Quelle: Il Manifesto | 22.12.2016
Libano. Viaggio tra i profughi siriani. Nella Valle della Bekaa e nella regione di Akkar, i rifugiati sono esposti allo sfruttamento, alle discriminazioni e ora anche alla violenza dei residenti libanesi. Ad aiutarli due ong italiane, Gvc e Terre des Hommes, e i ragazzi della Papa Giovanni XXIII
Michele Giorgio
Il taxi corre come la lingua del suo autista. Ali al Mallah è un fiume in piena. I profughi siriani sono il bersaglio. Le parole ricordano quelle che ripetono i leghisti nel nord-est italiano. «I siriani ci stanno rubando il lavoro» ci spiega mentre ad alta velocità andiamo da Sidone verso Beirut. «Quel ragazzino lì che vende fazzoletti di carta? È un siriano. Il garzone della panetteria? È un siriano. E quelli che portano quei sacchi?

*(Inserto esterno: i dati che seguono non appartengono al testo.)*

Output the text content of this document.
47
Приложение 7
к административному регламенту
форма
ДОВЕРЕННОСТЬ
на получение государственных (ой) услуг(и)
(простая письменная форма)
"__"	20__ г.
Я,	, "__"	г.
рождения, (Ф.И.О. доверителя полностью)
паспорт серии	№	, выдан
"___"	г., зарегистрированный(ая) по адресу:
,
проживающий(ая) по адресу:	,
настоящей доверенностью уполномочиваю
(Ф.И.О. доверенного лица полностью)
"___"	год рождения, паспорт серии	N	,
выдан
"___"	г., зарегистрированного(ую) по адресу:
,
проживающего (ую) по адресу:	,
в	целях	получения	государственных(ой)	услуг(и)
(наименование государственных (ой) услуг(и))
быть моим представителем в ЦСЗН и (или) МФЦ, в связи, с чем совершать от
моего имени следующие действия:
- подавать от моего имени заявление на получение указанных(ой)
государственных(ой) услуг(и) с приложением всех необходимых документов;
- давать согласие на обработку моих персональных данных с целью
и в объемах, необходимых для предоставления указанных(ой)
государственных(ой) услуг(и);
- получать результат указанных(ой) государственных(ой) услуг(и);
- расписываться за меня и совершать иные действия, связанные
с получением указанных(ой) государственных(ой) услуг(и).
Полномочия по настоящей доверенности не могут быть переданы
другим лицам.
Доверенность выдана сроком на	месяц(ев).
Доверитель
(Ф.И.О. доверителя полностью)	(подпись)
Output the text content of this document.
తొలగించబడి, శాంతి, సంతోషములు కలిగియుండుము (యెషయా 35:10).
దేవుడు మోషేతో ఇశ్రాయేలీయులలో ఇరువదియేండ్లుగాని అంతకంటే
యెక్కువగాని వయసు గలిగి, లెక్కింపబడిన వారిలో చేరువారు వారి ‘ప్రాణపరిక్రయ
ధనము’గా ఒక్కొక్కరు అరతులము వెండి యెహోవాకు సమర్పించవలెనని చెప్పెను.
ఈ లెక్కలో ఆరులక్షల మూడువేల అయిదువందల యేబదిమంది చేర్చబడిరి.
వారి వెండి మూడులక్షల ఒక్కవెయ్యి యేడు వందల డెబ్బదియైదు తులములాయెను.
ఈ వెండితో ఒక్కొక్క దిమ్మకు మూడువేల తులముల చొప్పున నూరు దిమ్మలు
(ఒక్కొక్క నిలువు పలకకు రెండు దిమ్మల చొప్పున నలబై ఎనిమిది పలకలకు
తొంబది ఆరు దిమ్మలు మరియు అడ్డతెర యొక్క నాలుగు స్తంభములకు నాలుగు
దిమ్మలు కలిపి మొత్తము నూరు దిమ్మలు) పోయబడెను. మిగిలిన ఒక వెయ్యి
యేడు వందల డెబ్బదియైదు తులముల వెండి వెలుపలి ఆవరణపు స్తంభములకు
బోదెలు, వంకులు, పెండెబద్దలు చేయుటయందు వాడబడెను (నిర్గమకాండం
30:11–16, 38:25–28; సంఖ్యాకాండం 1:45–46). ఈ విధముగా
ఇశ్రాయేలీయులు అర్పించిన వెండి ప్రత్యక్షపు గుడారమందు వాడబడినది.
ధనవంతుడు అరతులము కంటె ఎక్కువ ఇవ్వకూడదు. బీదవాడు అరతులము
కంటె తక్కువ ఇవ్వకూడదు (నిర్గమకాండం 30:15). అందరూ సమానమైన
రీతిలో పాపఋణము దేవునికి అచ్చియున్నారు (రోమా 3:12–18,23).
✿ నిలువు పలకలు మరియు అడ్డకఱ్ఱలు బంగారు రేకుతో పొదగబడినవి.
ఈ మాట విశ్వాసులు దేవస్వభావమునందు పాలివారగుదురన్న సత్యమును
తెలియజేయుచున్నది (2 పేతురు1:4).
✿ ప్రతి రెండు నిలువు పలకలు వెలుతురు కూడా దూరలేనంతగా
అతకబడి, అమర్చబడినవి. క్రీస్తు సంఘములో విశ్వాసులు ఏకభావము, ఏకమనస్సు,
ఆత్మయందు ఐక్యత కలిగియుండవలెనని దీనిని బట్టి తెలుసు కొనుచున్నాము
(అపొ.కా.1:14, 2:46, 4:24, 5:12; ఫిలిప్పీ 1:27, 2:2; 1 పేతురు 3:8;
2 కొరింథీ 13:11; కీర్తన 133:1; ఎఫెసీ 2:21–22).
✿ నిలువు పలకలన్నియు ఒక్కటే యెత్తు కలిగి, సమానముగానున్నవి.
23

Tutti siriani, tutti siriani». Alza la voce al Mallah quando ci racconta del lavoro che avrebbe perduto a causa dei profughi siriani. «Fino a poco tempo fa ero un camionista, non un taxista, – premette – poi il proprietario della ditta di trasporti mi ha licenziato e con i 1.200 dollari del mio stipendio ha preso a nero due autisti siriani. Ormai (i profughi) ci sostituiscono in tutto e per tutto anche se la legge vieta loro di lavorare in Libano. A nero entrano ovunque. Li incontri pure nei cantieri edili, come ingegneri non più solo come manovali». Vero, falso? Di sicuro il taxista che ci porta a Beirut esprime la rabbia di una buona fetta di libanesi per la presenza di un milione e mezzo di profughi – tra quelli registrati e quelli “illegali” – giunti dalla Siria negli ultimi cinque anni. Un siriano ogni quattro libanesi, più o meno. Numeri che hanno quasi del tutto azzerato la solidarietà verso chi scappa dalle distruzioni, dai combattimenti e che, se cerca un lavoro, lo fa perchè non riesce, con il solo sussidio mensile delle Nazioni Unite, a sopravvivere.